Attention : danger !

Tout le monde ici et là se flatte désormais de redécouvrir la puissance de la morale ne réalisant pas toujours combien s’y joue d’instrumentalisation, de perversion, de peur et pour tout dire de régression démocratique. Tout le monde se tait, s’y met ou soumet laissant le champ libre à tous les affairistes au nom d’un réalisme bien sordide. Il y a danger : celui-là même du dressage, de l’endoctrinement voire de l’infantilisation. Du renoncement des uns (intellectuels et politiques) à l’intrépidité des autres, tout contribue à s’annexer la morale comme dispositif  de dressage habilement camouflé en management ou gestion. Y  résister revient à reconquérir l’autonomie, à réapprendre ce mot si simple mais si difficile à prononcer : non !

Etat des lieux : le retour de la morale

Il n’est pas de jour sans que sorte un ouvrage ou ne s’organise un colloque tel celui-ci qui tente de comprendre l’intrusion de la morale dans le monde de l’entreprise ou de lui donner une portée plus large – sociétale dit-on aujourd’hui en cet effrayant barbarisme qui dénote  notre incapacité à penser le global, le complexe. La première réaction est de se dire enfin ! Enfin on décide de se préoccuper de l’essentiel, des fondements de nos actes exigence si impérative d’un monde qui change brutalement et nous menace sauvagement. La seconde est celle de l’étonnement : pour les surgeons du baby-boom qui s’efforcèrent den finir avec la morale et l’idéologie petite-bourgeoise, qui considérèrent avant tout la morale comme la forme insidieuse de l’idéologie dominante, ce retour ne peut apparaître que comme une funeste régression, mentale autant que politique, idéologique autant que psychologique. La troisième est celle de l’interrogation : où sont les philosophes, les intellectuels qui eussent manifestement du prendre au débat pour que c’en soit aux managers et autres gestionnaires de tout poil de prendre cette question en charge ?

Causes

J’en vois essentiellement quatre :

L’effondrement des certitudes : elles s'appuyaient toujours sur une référence présentée comme absolue dont la révélation mosaïque demeure le paradigme ; mais si les Tables de la Loi disent péremptoirement ce qu'il ne faut pas faire, elles laissent grand ouvert l'éventail de ce qu'il me faut faire et ne supprime pas, de loin pas, ce moment d'indécision où le sujet se demande quoi et comment faire dont il portera à jamais la responsabilité. La moralité, assurément est dialogue né de la confrontation d'entre sujet et objet, et ne réside exclusivement ni dans l'un ni dans l'autre. Il est vrai que les morales traditionnelles se sont effondrées sous le double coup de butoir de la mort de dieu d'une part, et de l'effritement de l'ego, d'autre part. Nos références ont cessé d'être absolues - et nos valeurs avec ; quant au sujet, même plus maître dans sa propre maison, tout entier traversé par l'intériorisation plus ou moins réussie des interdits sociaux, il paraît plus soumis que véritablement acteur. Mais écrire ceci est vain, tout autant, si ceci devait revenir à constater l'effondrement de toute morale : Nietzsche en demeure l'exemple parfait, lui qui, plus que d'autres, aura dit ce qui était bien ou mal. L’absence de morale ou ce qui lui tient lieu le pragmatisme est toujours déjà une morale.

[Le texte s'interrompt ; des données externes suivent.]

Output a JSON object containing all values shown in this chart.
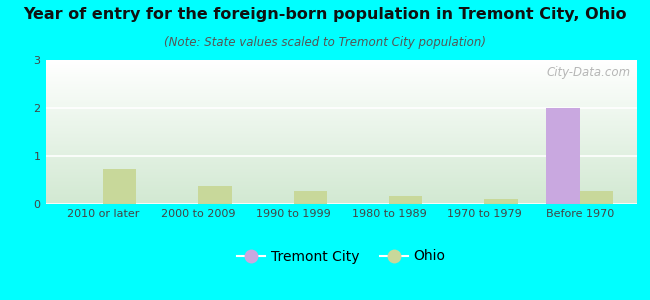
{
  "title": "Year of entry for the foreign-born population in Tremont City, Ohio",
  "subtitle": "(Note: State values scaled to Tremont City population)",
  "categories": [
    "2010 or later",
    "2000 to 2009",
    "1990 to 1999",
    "1980 to 1989",
    "1970 to 1979",
    "Before 1970"
  ],
  "tremont_city_values": [
    0,
    0,
    0,
    0,
    0,
    2.0
  ],
  "ohio_values": [
    0.72,
    0.37,
    0.27,
    0.17,
    0.11,
    0.27
  ],
  "tremont_color": "#c9a8e0",
  "ohio_color": "#c8d89a",
  "background_color": "#00ffff",
  "ylim": [
    0,
    3
  ],
  "yticks": [
    0,
    1,
    2,
    3
  ],
  "bar_width": 0.35,
  "title_fontsize": 11.5,
  "subtitle_fontsize": 8.5,
  "tick_fontsize": 8,
  "legend_fontsize": 10,
  "watermark": "City-Data.com"
}
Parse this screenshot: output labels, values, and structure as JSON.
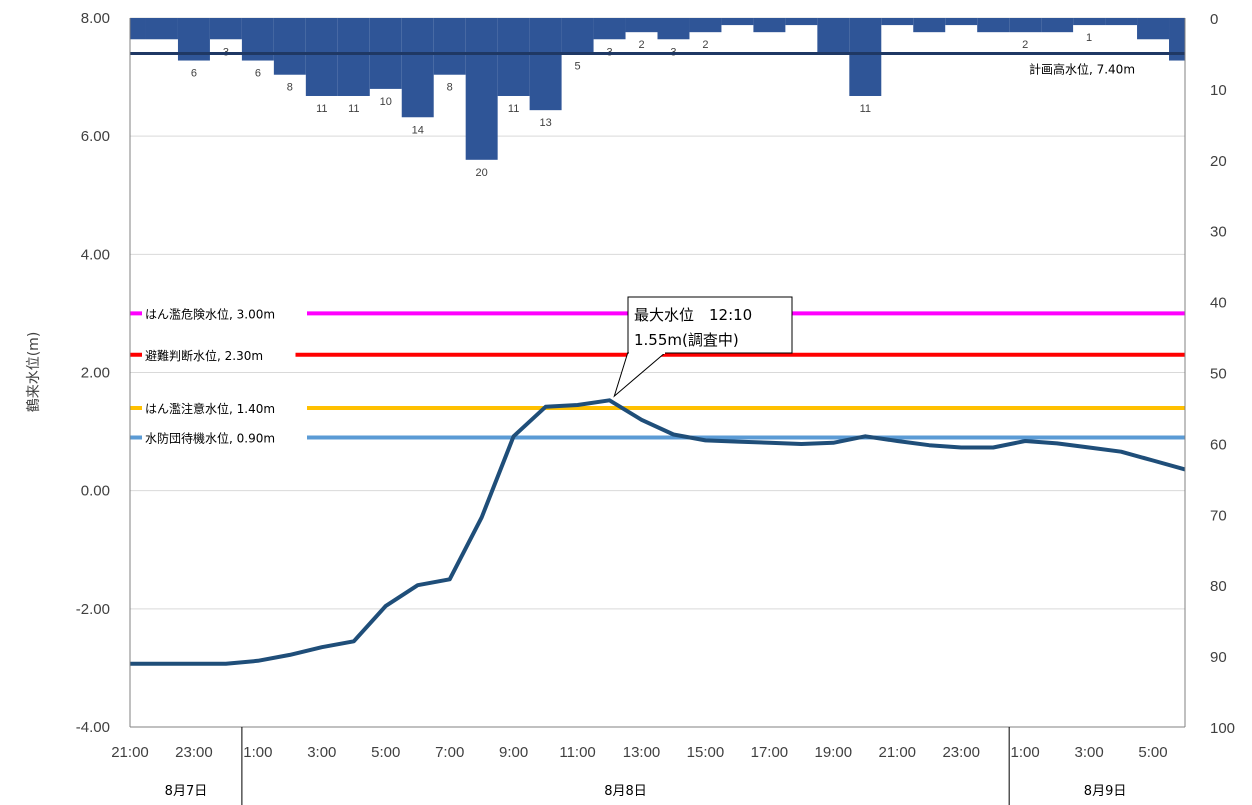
{
  "chart_data": {
    "type": "line",
    "ylabel": "鶴来水位(m)",
    "y_left_range": [
      -4,
      8
    ],
    "y_left_ticks": [
      "-4.00",
      "-2.00",
      "0.00",
      "2.00",
      "4.00",
      "6.00",
      "8.00"
    ],
    "y_right_range": [
      0,
      100
    ],
    "y_right_inverted": true,
    "y_right_ticks": [
      "0",
      "10",
      "20",
      "30",
      "40",
      "50",
      "60",
      "70",
      "80",
      "90",
      "100"
    ],
    "grid": true,
    "x_ticks": [
      "21:00",
      "23:00",
      "1:00",
      "3:00",
      "5:00",
      "7:00",
      "9:00",
      "11:00",
      "13:00",
      "15:00",
      "17:00",
      "19:00",
      "21:00",
      "23:00",
      "1:00",
      "3:00",
      "5:00"
    ],
    "date_labels": [
      "8月7日",
      "8月8日",
      "8月9日"
    ],
    "water_level": {
      "color": "#1F4E79",
      "times": [
        "21:00",
        "22:00",
        "23:00",
        "0:00",
        "1:00",
        "2:00",
        "3:00",
        "4:00",
        "5:00",
        "6:00",
        "7:00",
        "8:00",
        "9:00",
        "10:00",
        "11:00",
        "12:00",
        "13:00",
        "14:00",
        "15:00",
        "16:00",
        "17:00",
        "18:00",
        "19:00",
        "20:00",
        "21:00",
        "22:00",
        "23:00",
        "0:00",
        "1:00",
        "2:00",
        "3:00",
        "4:00",
        "5:00",
        "6:00"
      ],
      "values": [
        -2.93,
        -2.93,
        -2.93,
        -2.93,
        -2.88,
        -2.78,
        -2.65,
        -2.55,
        -1.95,
        -1.6,
        -1.5,
        -0.45,
        0.92,
        1.42,
        1.45,
        1.53,
        1.2,
        0.95,
        0.85,
        0.83,
        0.81,
        0.79,
        0.81,
        0.92,
        0.84,
        0.77,
        0.73,
        0.73,
        0.84,
        0.8,
        0.73,
        0.66,
        0.51,
        0.36
      ]
    },
    "rainfall": {
      "color": "#2F5597",
      "unit": "mm",
      "values": [
        3,
        3,
        6,
        3,
        6,
        8,
        11,
        11,
        10,
        14,
        8,
        20,
        11,
        13,
        5,
        3,
        2,
        3,
        2,
        1,
        2,
        1,
        5,
        11,
        1,
        2,
        1,
        2,
        2,
        2,
        1,
        1,
        3,
        6,
        1
      ],
      "labels": [
        "",
        "",
        "6",
        "3",
        "6",
        "8",
        "11",
        "11",
        "10",
        "14",
        "8",
        "20",
        "11",
        "13",
        "5",
        "3",
        "2",
        "3",
        "2",
        "",
        "",
        "",
        "",
        "11",
        "",
        "",
        "",
        "",
        "2",
        "",
        "1",
        "",
        "",
        "",
        ""
      ]
    },
    "reference_lines": [
      {
        "label": "計画高水位, 7.40m",
        "value": 7.4,
        "color": "#1F3864"
      },
      {
        "label": "はん濫危険水位, 3.00m",
        "value": 3.0,
        "color": "#FF00FF"
      },
      {
        "label": "避難判断水位, 2.30m",
        "value": 2.3,
        "color": "#FF0000"
      },
      {
        "label": "はん濫注意水位, 1.40m",
        "value": 1.4,
        "color": "#FFC000"
      },
      {
        "label": "水防団待機水位, 0.90m",
        "value": 0.9,
        "color": "#5B9BD5"
      }
    ],
    "annotation": {
      "line1": "最大水位　12:10",
      "line2": "1.55m(調査中)"
    }
  }
}
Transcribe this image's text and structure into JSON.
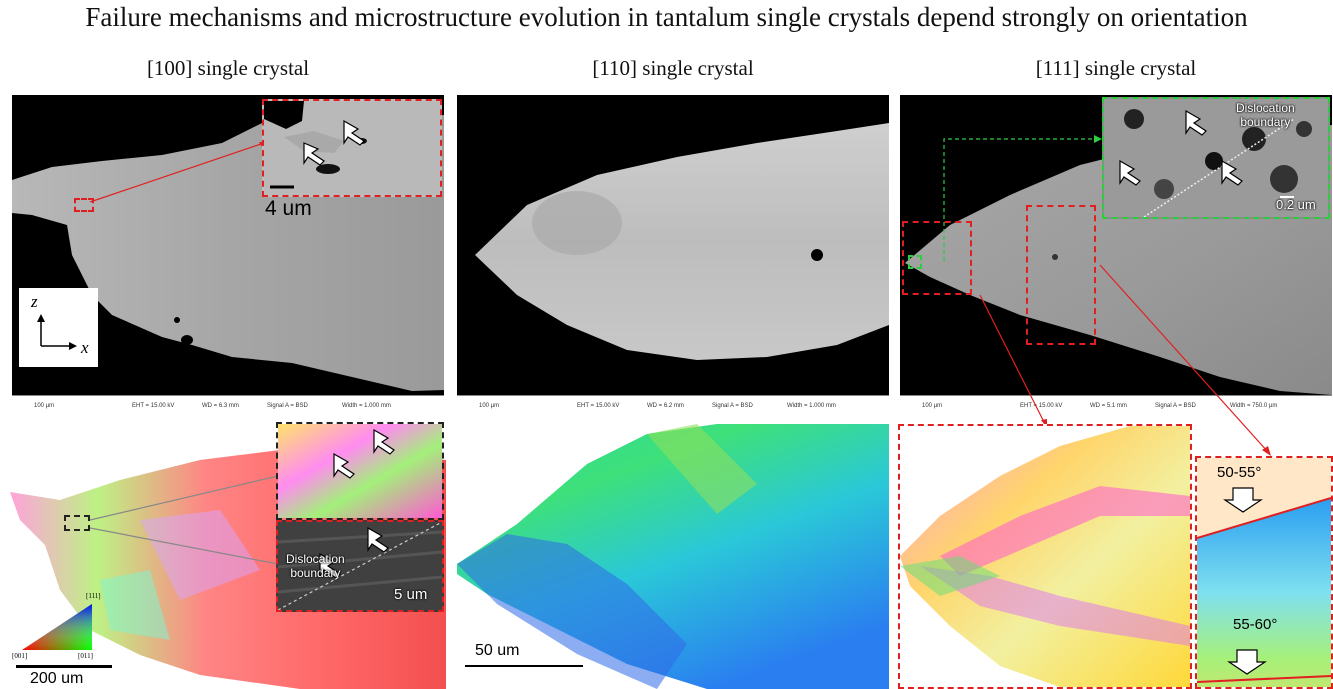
{
  "figure_title": "Failure mechanisms and microstructure evolution in tantalum single crystals depend strongly on orientation",
  "columns": [
    {
      "title": "[100] single crystal"
    },
    {
      "title": "[110] single crystal"
    },
    {
      "title": "[111] single crystal"
    }
  ],
  "sem_infobars": [
    {
      "scale": "100 µm",
      "eht": "EHT = 15.00 kV",
      "wd": "WD = 6.3 mm",
      "signal": "Signal A = BSD",
      "width": "Width = 1.000 mm"
    },
    {
      "scale": "100 µm",
      "eht": "EHT = 15.00 kV",
      "wd": "WD = 6.2 mm",
      "signal": "Signal A = BSD",
      "width": "Width = 1.000 mm"
    },
    {
      "scale": "100 µm",
      "eht": "EHT = 15.00 kV",
      "wd": "WD = 5.1 mm",
      "signal": "Signal A = BSD",
      "width": "Width = 750.0 µm"
    }
  ],
  "labels": {
    "inset_100_scale": "4 um",
    "axis_z": "z",
    "axis_x": "x",
    "disloc_111": "Dislocation\nboundary",
    "inset_111_scale": "0.2 um",
    "disloc_100": "Dislocation\nboundary",
    "inset_100_ebsd_scale": "5 um",
    "ipf_top": "[111]",
    "ipf_left": "[001]",
    "ipf_right": "[011]",
    "scale_200": "200 um",
    "scale_50": "50 um",
    "angle_top": "50-55°",
    "angle_bottom": "55-60°"
  }
}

la grande mutation environnementale qui nous place dans un rapport totalement inédit au monde. Loin de se trouver encore dans une perspective classique où l’homme est celui qui s’invente un sens, une destinée et un parcours en devenant maître et possesseur de la nature, loin de notre structure mentale qui nous conduit encore à concevoir la nature comme un socle solide et intangible sur quoi asseoir notre suprématie, subitement la nature est entrée dans l’histoire et nous menace. Avant de pouvoir être demain peut-être la solution, l’homme est le péril majeur, qu’il entend mais demeure incapable d’endiguer – tout au moins dans les délais impartis. Et, avec elle, une peur diffuse.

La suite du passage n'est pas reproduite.